Break Down Code to Make It DRYer

US Beef cuts

We are always looking to make our code DRYer. Code that is not repeated is easier to maintain. We can make a change in just one place rather than hunting for different incarnations in many different places. Making code DRYer is not always easy, and sometimes how to remove the duplication is not apparent.

Let's say we have the following two functions:


public List<Stats> processLines(File file) {
    List<Stats> stats = new ArrayList<>();

    for (String line : lines(file)) {
        Data data = extractDataFrom(line);
        Stats dataStats = calculateStatsFor(data);
        stats.add(dataStats);
    }

    return stats;
}

public List<Stats> processLines(List<File> files) {
    List<Stats> stats = new ArrayList<>();

    int fileNumber = 0;
    for (File file : files) {
        for (String line : lines(file)) {
            Data data = extractDataFrom(line, fileNumber);
            Stats dataStats = calculateStatsFor(data);
            stats.add(dataStats);
        }
        fileNumber++;
    }

    return stats;
}

We can immediately see that these two functions are very similar. The main difference between them is that one handles a single file while the other handles multiple files. It almost is the same, except for that call to extractDataFrom. In the first function, it takes one parameter: the line read from the file. In the second function, it takes two: the line read and the index of the file in the list of files. This means that the two methods are just different enough that they cannot be combined simply. We have to work a little harder. We can use two possible strategies for removing the duplication.
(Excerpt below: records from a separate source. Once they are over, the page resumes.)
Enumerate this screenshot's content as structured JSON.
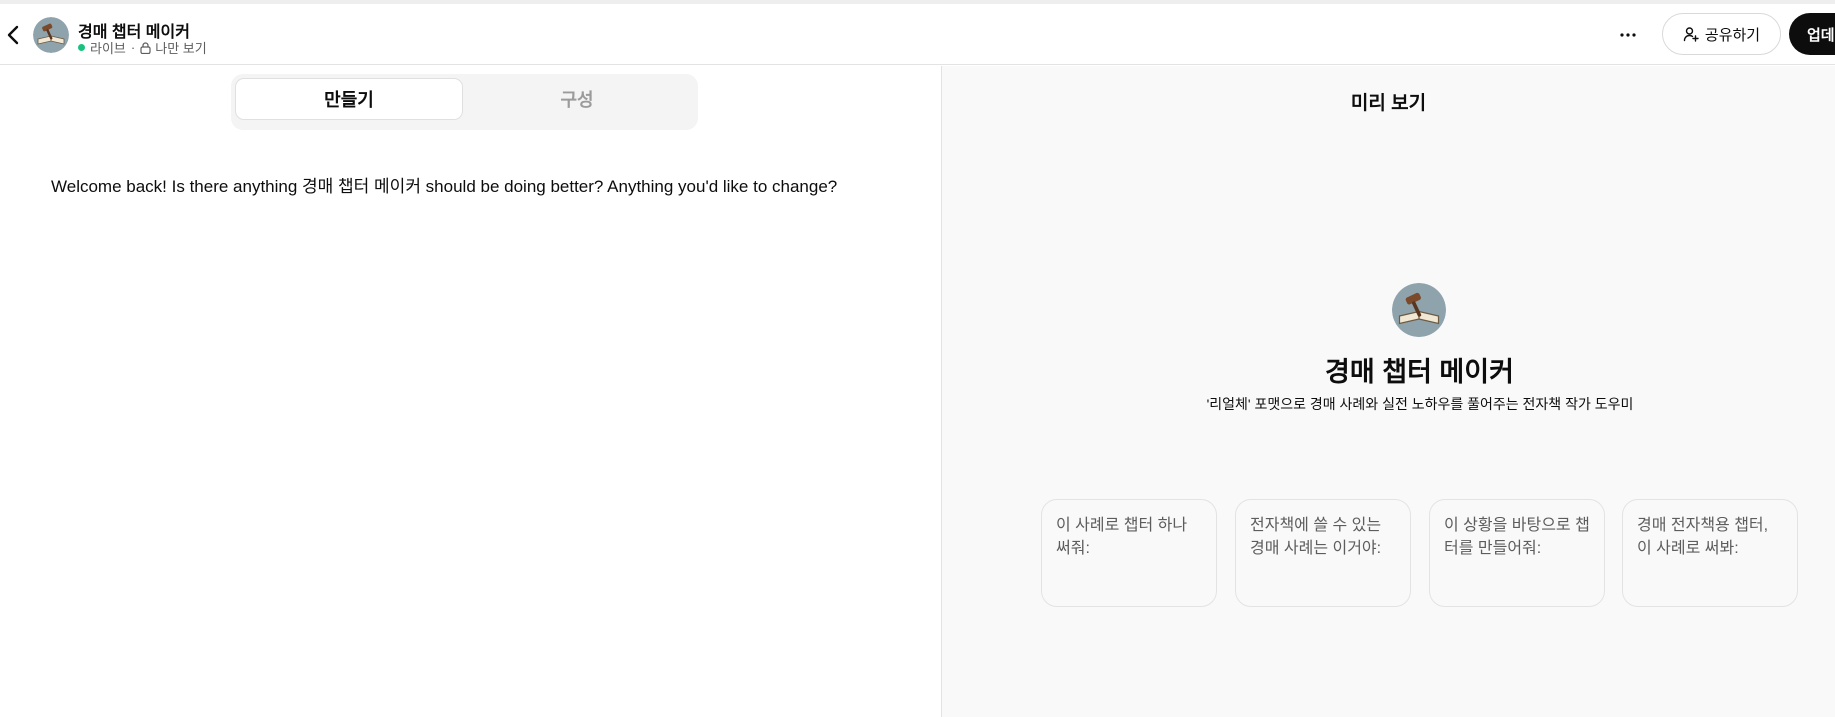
{
  "header": {
    "title": "경매 챕터 메이커",
    "status": "라이브",
    "separator": "·",
    "visibility": "나만 보기",
    "share_label": "공유하기",
    "update_label": "업데이트",
    "more_label": "···"
  },
  "tabs": [
    {
      "label": "만들기",
      "active": true
    },
    {
      "label": "구성",
      "active": false
    }
  ],
  "builder": {
    "message": "Welcome back! Is there anything 경매 챕터 메이커 should be doing better? Anything you'd like to change?"
  },
  "preview": {
    "title": "미리 보기",
    "name": "경매 챕터 메이커",
    "description": "'리얼체' 포맷으로 경매 사례와 실전 노하우를 풀어주는 전자책 작가 도우미",
    "starters": [
      "이 사례로 챕터 하나 써줘:",
      "전자책에 쓸 수 있는 경매 사례는 이거야:",
      "이 상황을 바탕으로 챕터를 만들어줘:",
      "경매 전자책용 챕터, 이 사례로 써봐:"
    ]
  },
  "colors": {
    "status_dot": "#19c37d",
    "accent_button": "#0d0d0d",
    "preview_background": "#f9f9f9"
  },
  "icons": [
    "chevron-left-icon",
    "gpt-avatar-icon",
    "lock-icon",
    "more-icon",
    "share-person-icon"
  ]
}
One is a special case of many

We don't see above the different implementations of extractDataFrom. We do know that the two overloads look like they do almost the same thing, much like the two functions we do see. Perhaps, if we scroll around in this class, we might see the following code:


private Data extractDataFrom(String line) {
    extractDataFrom(line, 0);
}

private Data extractDataFrom(String line, int fileNumber) {
    // Do some data extraction
}

This is an instance where one is a special case of many. The single file call is the same as the multi-file call with a list containing one file. Because of this, we can easily remove the duplication:


public List<Stats> processLines(File file) {
    return processLines(Arrays.asList(file));
}

public List<Stats> processLines(List<File> files) {
    List<Stats> stats = new ArrayList<>();

    int fileNumber = 0;
    for (File file : files) {
        for (String line : lines(file)) {
            Data data = extractDataFrom(line, fileNumber);
            Stats dataStats = calculateStatsFor(data);
            stats.add(dataStats);
        }
        fileNumber++;
    }

    return stats;
}

We will often see cases where one is a special case of many, and we can remove redundancy by making the one case into a many case. This often happens because we don't always see that we have these two cases that are the same. It just takes a careful eye to spot the duplication and remove it.
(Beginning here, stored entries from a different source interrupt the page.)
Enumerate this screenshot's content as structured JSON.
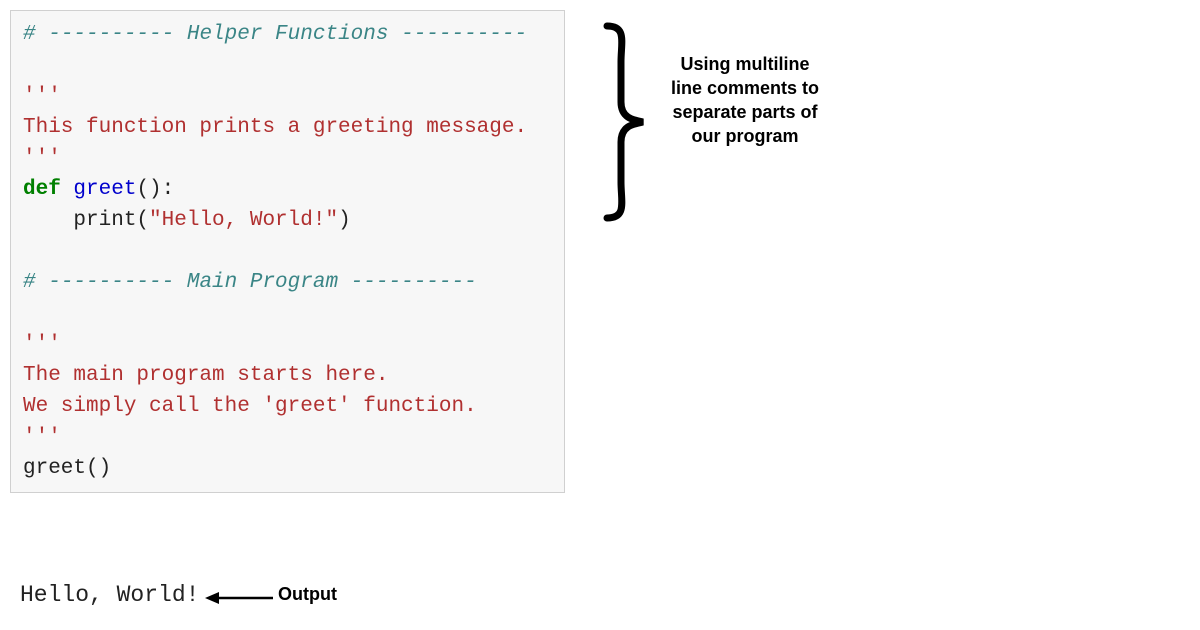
{
  "code": {
    "line1_hash": "# ",
    "line1_dashes_left": "---------- ",
    "line1_text": "Helper Functions",
    "line1_dashes_right": " ----------",
    "line3_triple": "'''",
    "line4_doc": "This function prints a greeting message.",
    "line5_triple": "'''",
    "line6_def": "def",
    "line6_space": " ",
    "line6_fn": "greet",
    "line6_paren": "():",
    "line7_indent": "    print(",
    "line7_str": "\"Hello, World!\"",
    "line7_close": ")",
    "line9_hash": "# ",
    "line9_dashes_left": "---------- ",
    "line9_text": "Main Program",
    "line9_dashes_right": " ----------",
    "line11_triple": "'''",
    "line12_doc": "The main program starts here.",
    "line13_doc": "We simply call the 'greet' function.",
    "line14_triple": "'''",
    "line15_call": "greet()"
  },
  "output": {
    "text": "Hello, World!",
    "label": "Output"
  },
  "annotation": {
    "brace_label": "Using multiline line comments to separate parts of our program"
  }
}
Sometimes things are not that simple.

Encapsulate What Varies


Instead, we scroll through the file and find that the methods are defined as:


private Data extractDataFrom(String line) {
    // Do some data extraction one way
}

private Data extractDataFrom(String line, int fileNumber) {
    // Do some data extraction another, completely different way
}

The single case is not a special instance of the many case now. They are handled in different ways that must be maintained. We can't use the trick we used above. We have to look more closely at the duplication we want to get rid of.
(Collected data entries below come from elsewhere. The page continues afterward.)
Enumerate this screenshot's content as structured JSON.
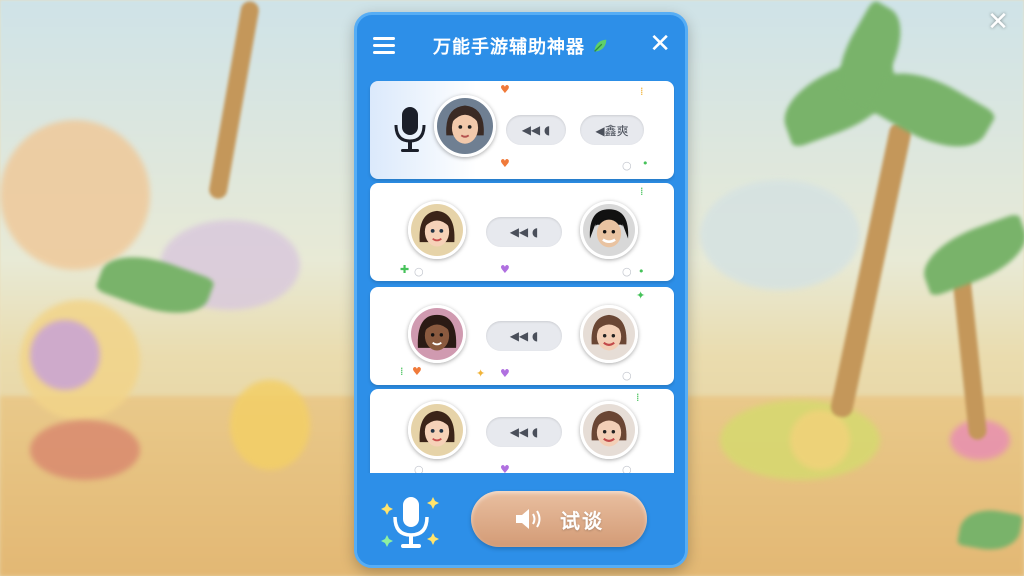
{
  "app": {
    "title": "万能手游辅助神器",
    "close_glyph": "✕"
  },
  "colors": {
    "panel": "#2d8fe8",
    "panel_border": "#56adf5",
    "try_button": "#d39b76",
    "accent_green": "#46c25a"
  },
  "icons": {
    "menu": "menu-icon",
    "title_leaf": "leaf-icon",
    "close": "close-icon",
    "mic": "microphone-icon",
    "speaker": "speaker-icon"
  },
  "voices": {
    "row1": {
      "pill_left": "◀◀ ◖",
      "pill_right": "◀鑫爽"
    },
    "row2": {
      "pill": "◀◀ ◖"
    },
    "row3": {
      "pill": "◀◀ ◖"
    },
    "row4": {
      "pill": "◀◀ ◖"
    }
  },
  "bottom": {
    "try_label": "试谈"
  }
}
We first list out what our two functions are doing that overlaps:
  1. With each file (this is done differently between the functions!)
  2. Get each line in that file
  3. Extract the Data from that line (this is done differently between the functions!)
  4. Calculate the Stats for each Data
  5. Add the Stats to the list of Stats
  6. Return the list of Stats

We see that, essentially, the steps are all the same except for the loop over the files and the extract step. Those common steps are the duplication. What we need to do now is to encapsulate what varies. Once we've encapsulated so that both functions become essentially the same, we can remove the duplication. To do this, we will need to rearrange and refactor a bit. We can make the code look like:


public List<Stats> processLines(File file) {
    List<Data> datas = new ArrayList<>();

    for (String line : lines(file)) {
        datas.add(extractDataFrom(line));
    }

    List<Stats> stats = new ArrayList<>();

    for (Data data : datas) {
        Stats dataStats = calculateStatsFor(data);
        stats.add(dataStats);
    }

    return stats;
}

public List<Stats> processLines(List<File> files) {
    List<Data> datas = new ArrayList<>();

    int fileNumber = 0;
    for (File file : files) {
        for (String line : lines(file)) {
            datas.add(extractDataFrom(line, fileNumber));
        }
        fileNumber++;
    }

    List<Stats> stats = new ArrayList<>();

    for (Data data : datas) {
        Stats dataStats = calculateStatsFor(data);
        stats.add(dataStats);
    }

    return stats;
}

We now have two chunks of identical code at the bottom of each function, and all of the code that varies at the top. We have started to encapsulate away the extraction of the data from lines into a simple list of datas to process the stats for. I acknowledge that there is a change in the memory performance of this code from the original, but I am going to hand-wave that for the moment and return to it later.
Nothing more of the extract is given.